The Overlay: A Tight but Fraying Window
Whether the issuance and M&A machine keeps humming depends on financing conditions, and the read here is bifurcated. On Bloomberg Surveillance (June 30), JPMorgan's Bob Michele expects the Fed to lay out a rate-hike plan by September yet still called credit spreads 'wide enough to compensate,' with hyperscaler debt issuance running into the trillions over three to four years. Know More. Risk Better. (July 2) marked investment-grade spreads at a tight 76bps and framed the tightness as 'primarily technical.' But the cracks are in private credit: RenMac (July 2) flagged 'emerging stress that bears watching,' and on The Julia La Roche Show (July 4) Chris Whalen described BDCs turning unprofitable, debt-for-equity swaps signaling insolvency, and widening spreads for Oracle and SpaceX, alongside redemptions at Apollo and Ares. George Gammon (Thoughtful Money, July 5) went further, citing BlackRock halting redemptions on another fund in a $3T market.
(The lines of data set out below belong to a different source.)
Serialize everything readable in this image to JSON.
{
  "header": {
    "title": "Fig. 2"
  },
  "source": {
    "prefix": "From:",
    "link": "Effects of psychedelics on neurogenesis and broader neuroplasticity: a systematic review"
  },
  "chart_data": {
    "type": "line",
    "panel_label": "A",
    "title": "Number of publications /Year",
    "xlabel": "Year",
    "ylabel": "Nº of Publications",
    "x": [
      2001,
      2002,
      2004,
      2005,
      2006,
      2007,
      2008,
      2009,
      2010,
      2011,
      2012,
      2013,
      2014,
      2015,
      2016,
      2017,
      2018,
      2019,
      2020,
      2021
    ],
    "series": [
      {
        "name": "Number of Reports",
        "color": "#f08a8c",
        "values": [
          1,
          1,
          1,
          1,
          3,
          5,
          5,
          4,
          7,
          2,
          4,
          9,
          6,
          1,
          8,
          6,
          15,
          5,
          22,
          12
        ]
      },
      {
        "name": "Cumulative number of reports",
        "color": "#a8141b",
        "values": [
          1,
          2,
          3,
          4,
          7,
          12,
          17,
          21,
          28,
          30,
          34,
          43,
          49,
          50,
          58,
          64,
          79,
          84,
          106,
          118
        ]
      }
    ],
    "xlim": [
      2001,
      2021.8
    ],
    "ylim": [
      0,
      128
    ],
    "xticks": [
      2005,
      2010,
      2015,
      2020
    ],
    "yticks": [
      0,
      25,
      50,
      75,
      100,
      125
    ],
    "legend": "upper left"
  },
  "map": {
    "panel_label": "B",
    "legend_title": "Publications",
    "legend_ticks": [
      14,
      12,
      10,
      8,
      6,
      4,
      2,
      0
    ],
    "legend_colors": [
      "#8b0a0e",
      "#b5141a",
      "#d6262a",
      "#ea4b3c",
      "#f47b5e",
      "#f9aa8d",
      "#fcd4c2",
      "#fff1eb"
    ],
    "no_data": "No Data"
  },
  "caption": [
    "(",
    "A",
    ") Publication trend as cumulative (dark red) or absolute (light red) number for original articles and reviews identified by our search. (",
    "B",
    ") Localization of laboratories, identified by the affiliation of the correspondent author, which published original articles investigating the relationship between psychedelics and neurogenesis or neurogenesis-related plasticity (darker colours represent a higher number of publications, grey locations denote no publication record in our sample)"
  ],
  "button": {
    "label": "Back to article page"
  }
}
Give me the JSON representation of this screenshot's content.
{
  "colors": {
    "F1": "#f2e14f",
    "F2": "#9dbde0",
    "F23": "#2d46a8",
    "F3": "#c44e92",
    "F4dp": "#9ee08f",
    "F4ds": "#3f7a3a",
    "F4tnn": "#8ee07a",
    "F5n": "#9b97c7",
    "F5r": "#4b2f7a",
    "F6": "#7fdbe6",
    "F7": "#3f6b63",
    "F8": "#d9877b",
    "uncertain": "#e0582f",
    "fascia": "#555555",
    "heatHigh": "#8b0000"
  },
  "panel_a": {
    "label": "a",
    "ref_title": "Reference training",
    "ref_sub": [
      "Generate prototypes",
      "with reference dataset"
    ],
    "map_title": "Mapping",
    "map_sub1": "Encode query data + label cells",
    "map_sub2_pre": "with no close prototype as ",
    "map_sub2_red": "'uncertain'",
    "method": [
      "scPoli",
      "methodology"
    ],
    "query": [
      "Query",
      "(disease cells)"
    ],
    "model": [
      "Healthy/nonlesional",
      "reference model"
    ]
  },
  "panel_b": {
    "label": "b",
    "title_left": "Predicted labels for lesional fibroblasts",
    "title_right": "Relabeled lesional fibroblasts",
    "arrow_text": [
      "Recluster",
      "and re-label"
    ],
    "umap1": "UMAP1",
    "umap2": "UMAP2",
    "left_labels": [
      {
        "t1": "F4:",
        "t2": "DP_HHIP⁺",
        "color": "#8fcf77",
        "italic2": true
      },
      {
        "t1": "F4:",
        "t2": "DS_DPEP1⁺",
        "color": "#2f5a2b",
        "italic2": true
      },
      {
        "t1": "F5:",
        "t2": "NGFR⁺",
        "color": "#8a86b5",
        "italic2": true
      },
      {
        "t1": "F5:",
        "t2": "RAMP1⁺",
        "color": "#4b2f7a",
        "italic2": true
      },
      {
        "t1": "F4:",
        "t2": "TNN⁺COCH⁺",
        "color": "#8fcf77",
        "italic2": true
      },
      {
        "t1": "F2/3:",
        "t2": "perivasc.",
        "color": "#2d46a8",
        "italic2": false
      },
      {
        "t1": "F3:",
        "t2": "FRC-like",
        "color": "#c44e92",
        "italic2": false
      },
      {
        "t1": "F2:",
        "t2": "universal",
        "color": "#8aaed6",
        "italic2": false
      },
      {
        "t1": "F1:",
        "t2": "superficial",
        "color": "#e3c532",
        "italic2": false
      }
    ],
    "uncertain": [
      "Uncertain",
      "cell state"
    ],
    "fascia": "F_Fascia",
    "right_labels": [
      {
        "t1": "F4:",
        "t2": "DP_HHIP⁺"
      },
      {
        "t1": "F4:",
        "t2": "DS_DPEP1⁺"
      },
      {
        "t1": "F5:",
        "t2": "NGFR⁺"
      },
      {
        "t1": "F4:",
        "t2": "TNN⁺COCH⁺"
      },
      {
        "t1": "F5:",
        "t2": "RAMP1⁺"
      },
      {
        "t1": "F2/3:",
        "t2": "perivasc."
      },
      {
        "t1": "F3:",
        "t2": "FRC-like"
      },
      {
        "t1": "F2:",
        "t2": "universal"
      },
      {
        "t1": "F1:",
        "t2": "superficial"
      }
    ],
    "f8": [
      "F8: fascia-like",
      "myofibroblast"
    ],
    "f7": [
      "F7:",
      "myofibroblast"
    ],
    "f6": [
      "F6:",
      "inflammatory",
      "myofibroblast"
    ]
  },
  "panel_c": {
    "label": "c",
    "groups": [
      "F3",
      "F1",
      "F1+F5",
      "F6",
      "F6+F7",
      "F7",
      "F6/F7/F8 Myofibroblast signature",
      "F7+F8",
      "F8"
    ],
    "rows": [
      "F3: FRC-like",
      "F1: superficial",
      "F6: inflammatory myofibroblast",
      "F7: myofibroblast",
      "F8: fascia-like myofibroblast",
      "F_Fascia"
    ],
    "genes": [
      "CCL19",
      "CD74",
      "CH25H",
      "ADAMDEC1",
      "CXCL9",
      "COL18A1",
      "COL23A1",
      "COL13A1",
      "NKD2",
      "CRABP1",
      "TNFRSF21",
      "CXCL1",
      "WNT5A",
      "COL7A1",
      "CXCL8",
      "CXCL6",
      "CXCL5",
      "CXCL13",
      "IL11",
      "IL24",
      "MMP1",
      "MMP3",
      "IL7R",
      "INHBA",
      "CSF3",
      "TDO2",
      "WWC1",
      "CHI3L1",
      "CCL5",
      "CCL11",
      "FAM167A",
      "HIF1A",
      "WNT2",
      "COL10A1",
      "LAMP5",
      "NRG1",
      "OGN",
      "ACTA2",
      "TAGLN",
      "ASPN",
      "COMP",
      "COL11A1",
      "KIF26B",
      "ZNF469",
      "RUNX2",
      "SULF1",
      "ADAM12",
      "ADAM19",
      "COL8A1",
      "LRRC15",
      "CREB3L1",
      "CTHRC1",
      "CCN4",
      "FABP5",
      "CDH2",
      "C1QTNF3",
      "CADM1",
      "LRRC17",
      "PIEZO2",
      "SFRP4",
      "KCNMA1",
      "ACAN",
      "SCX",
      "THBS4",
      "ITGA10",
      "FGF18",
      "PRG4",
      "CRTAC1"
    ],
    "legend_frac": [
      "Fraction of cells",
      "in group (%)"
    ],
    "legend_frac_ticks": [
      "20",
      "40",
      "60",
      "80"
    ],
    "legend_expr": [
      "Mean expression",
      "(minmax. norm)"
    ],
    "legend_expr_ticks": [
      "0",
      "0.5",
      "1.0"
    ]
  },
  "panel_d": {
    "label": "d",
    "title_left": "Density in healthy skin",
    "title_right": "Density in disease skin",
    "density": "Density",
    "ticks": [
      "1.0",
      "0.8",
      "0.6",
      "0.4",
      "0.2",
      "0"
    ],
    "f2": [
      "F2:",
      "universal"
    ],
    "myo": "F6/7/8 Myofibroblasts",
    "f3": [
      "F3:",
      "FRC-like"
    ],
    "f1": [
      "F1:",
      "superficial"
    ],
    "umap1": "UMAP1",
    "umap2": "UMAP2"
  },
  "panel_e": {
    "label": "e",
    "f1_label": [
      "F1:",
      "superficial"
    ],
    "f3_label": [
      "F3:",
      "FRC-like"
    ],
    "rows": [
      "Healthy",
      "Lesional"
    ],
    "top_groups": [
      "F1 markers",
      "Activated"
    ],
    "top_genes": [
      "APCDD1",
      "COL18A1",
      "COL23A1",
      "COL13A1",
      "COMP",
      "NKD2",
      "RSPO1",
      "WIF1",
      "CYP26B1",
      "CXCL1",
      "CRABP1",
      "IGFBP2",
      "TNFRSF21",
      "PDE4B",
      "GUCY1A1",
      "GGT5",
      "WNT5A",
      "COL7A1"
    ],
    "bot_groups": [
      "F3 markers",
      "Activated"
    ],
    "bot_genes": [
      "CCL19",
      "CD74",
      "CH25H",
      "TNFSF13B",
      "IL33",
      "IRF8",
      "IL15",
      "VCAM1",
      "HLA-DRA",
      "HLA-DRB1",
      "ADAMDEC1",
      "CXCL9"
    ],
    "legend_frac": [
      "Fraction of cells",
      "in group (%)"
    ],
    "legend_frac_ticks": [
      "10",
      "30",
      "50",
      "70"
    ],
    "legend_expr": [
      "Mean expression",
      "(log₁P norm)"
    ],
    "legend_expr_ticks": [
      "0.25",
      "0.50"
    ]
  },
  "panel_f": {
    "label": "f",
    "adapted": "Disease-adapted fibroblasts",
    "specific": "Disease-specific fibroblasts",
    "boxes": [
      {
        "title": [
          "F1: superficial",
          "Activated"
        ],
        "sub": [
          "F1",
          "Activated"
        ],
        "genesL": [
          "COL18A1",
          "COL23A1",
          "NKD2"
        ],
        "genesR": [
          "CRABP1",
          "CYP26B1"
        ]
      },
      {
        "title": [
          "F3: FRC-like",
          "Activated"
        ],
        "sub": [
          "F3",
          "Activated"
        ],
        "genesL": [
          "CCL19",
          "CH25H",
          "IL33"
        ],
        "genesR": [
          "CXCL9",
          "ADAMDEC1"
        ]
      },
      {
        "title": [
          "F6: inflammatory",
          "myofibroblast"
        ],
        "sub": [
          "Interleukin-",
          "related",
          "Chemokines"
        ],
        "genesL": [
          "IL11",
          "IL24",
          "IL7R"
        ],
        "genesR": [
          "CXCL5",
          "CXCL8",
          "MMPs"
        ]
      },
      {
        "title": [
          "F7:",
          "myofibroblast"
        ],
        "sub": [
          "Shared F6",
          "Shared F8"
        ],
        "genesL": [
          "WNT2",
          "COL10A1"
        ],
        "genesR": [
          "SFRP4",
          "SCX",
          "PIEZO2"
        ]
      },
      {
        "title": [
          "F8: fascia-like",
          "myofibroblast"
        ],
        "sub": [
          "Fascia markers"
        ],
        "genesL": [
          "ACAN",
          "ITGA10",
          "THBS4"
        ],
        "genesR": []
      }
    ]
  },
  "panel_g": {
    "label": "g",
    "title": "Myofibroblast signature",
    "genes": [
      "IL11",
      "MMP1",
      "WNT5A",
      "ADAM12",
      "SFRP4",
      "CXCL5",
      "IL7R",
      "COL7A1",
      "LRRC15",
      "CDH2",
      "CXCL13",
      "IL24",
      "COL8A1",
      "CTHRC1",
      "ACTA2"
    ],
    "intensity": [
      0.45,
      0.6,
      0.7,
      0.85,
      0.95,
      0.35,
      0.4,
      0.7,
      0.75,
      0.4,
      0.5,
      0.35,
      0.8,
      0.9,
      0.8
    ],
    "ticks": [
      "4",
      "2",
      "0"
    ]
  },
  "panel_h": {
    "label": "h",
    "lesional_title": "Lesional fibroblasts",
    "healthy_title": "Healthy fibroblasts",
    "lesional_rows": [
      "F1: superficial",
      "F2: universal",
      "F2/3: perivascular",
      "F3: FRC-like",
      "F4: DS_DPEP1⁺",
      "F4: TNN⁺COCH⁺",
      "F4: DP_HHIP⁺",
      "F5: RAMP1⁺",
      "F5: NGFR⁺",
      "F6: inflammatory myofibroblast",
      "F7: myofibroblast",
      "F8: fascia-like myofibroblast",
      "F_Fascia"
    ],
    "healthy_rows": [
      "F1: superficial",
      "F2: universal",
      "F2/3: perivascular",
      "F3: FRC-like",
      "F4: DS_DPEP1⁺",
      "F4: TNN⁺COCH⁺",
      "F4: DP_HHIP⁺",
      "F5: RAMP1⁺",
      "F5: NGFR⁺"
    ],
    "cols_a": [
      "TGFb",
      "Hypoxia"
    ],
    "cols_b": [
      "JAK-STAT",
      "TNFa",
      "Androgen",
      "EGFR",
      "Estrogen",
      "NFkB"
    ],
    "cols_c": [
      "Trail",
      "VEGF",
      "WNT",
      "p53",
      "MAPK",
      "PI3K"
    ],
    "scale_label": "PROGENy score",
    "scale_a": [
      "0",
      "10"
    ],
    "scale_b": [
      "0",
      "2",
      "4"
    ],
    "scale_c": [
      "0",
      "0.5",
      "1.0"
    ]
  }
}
For now the deal window reflects that optimism: The Dividend Cafe (July 3) tallied roughly $2T of M&A over the past year and a SPAC revival to 44 mergers YTD with $57B of dry powder. The public window is wide; the private-credit floor is where to watch for the first give.
One note on coverage: the data and index franchises we normally track, S&P Global, MSCI, FactSet, and Moody's, drew essentially no dedicated podcast commentary this week, so they sit this issue out rather than get padded.